Stockinbingal farmer John Harper has a simple message when it comes to mental health awareness but one that has worked during his decade of travelling around talking to blokes, and which has now reached a national audience on ABC documentary Man Up.
Mr Harper, who has been diagnosed with depression and lifted himself out of a dark hole with the help of family and mates, says people need to focus on the ‘three Ls’.
Look – See what is going on around you with the people around you.
Listen – If someone sounds full of doubt, they most likely need help.
Let someone know – If you’re under pressure, talk to someone. If you see a mate struggling talk to them.
While this sounds simple, Mr Harper said talking about what is on your mind can make a world of difference.
Man Up is hosted by radio and TV personality Gus Worland and follows his mission to find out what it really means to be a man today and how the average Aussie bloke is actually faring.
Alarmingly, male suicide rates are three times that of women.
While the stereotypical Aussie man is strong, stoic and tough as nails, it appears the pressure to ‘harden up’ in times of adversity may be making some men crack.
A common belief is that regional communities are worse off when it comes to depression and anxiety as there are fewer help services, however Mr Harper puts forth another point of view.
Speaking to the Cootamundra Herald, he said people need to think basic before they think big and instead of looking to governments and doctors to fix issues surrounding mental health, people should look at what they can do in their own backyards.
He points to the flooding currently wiping out crops around Forbes.
Farmers with no crops to harvest this year will be left with no income and plenty of time to think about that fact while others more fortunate are sitting on a header getting their own crop off.
Mr Harper encouraged people to think beyond their wallets when it comes to helping.
“Charity is not just giving money; the original definition of charity it to give of oneself, and there are plenty of ways we can help and let those doing it tough know we are thinking of them,” Mr Harper said.

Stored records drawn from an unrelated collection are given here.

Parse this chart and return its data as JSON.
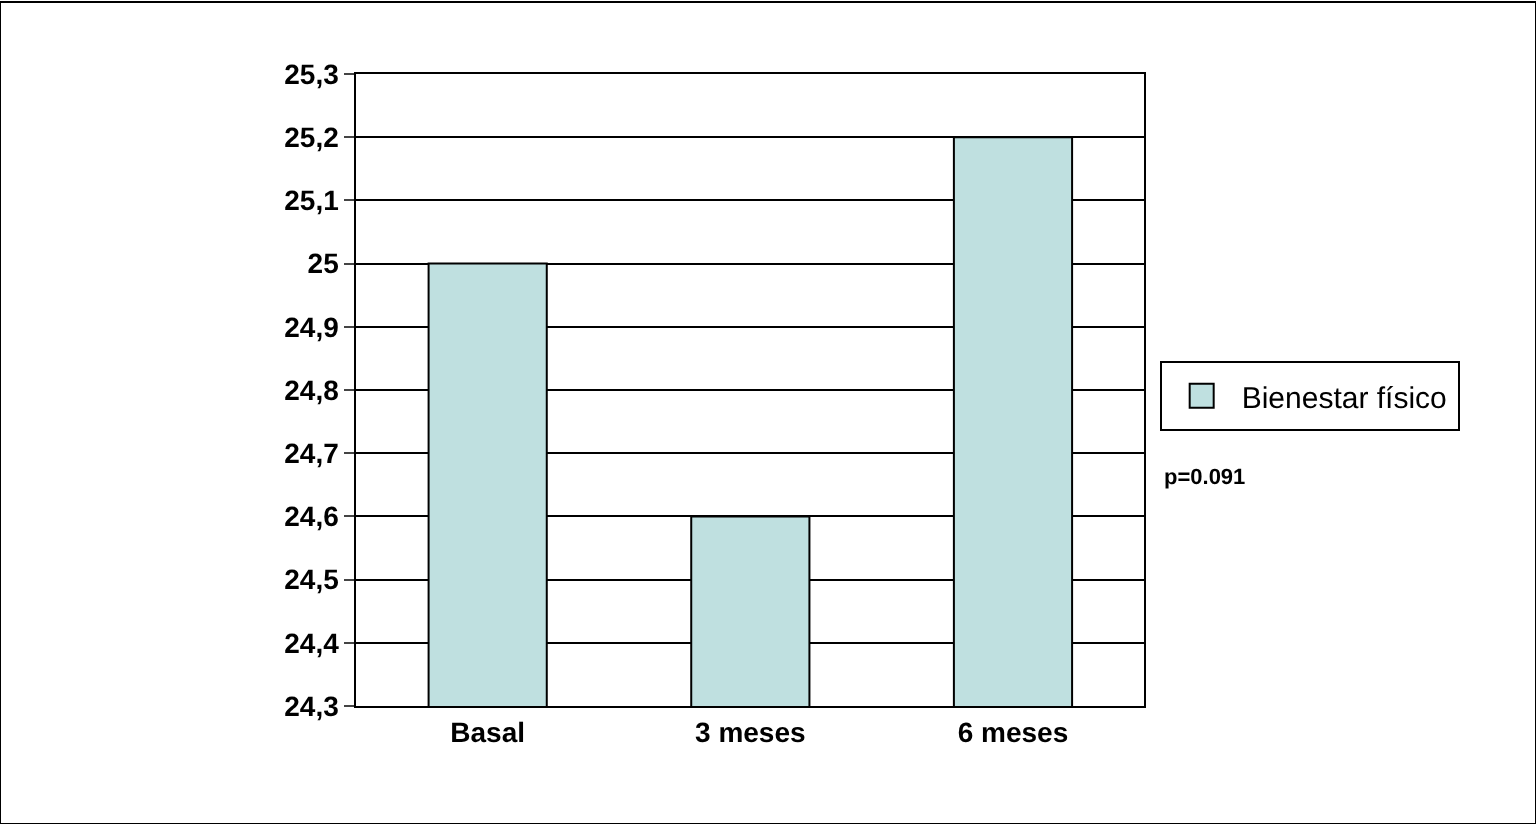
{
  "chart_data": {
    "type": "bar",
    "categories": [
      "Basal",
      "3 meses",
      "6 meses"
    ],
    "series": [
      {
        "name": "Bienestar físico",
        "color": "#bfe0e0",
        "values": [
          25.0,
          24.6,
          25.2
        ]
      }
    ],
    "ylim": [
      24.3,
      25.3
    ],
    "yticks": [
      {
        "value": 24.3,
        "label": "24,3"
      },
      {
        "value": 24.4,
        "label": "24,4"
      },
      {
        "value": 24.5,
        "label": "24,5"
      },
      {
        "value": 24.6,
        "label": "24,6"
      },
      {
        "value": 24.7,
        "label": "24,7"
      },
      {
        "value": 24.8,
        "label": "24,8"
      },
      {
        "value": 24.9,
        "label": "24,9"
      },
      25,
      {
        "value": 25.1,
        "label": "25,1"
      },
      {
        "value": 25.2,
        "label": "25,2"
      },
      {
        "value": 25.3,
        "label": "25,3"
      }
    ],
    "grid": "y",
    "legend": "right",
    "annotations": [
      "p=0.091"
    ]
  }
}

He encouraged people to think outside the box and do something to help during what will be a tough Christmas period for those not too far from Cootamundra.
“We often help when it involves our closest friends but we need to think bigger than that...I think there is a big role for ordinary people in mental health,” he said.
Promoting communication is a message Mr Harper has long been driving home, and one which does not come easily to a lot of country blokes.
“In the country, we say actions speak louder than words, but when it comes to mental health the action we need is words,” Mr Harper said.
He is inspired by the positive feedback surrounding Man Up and the fact it is encouraging blokes to talk.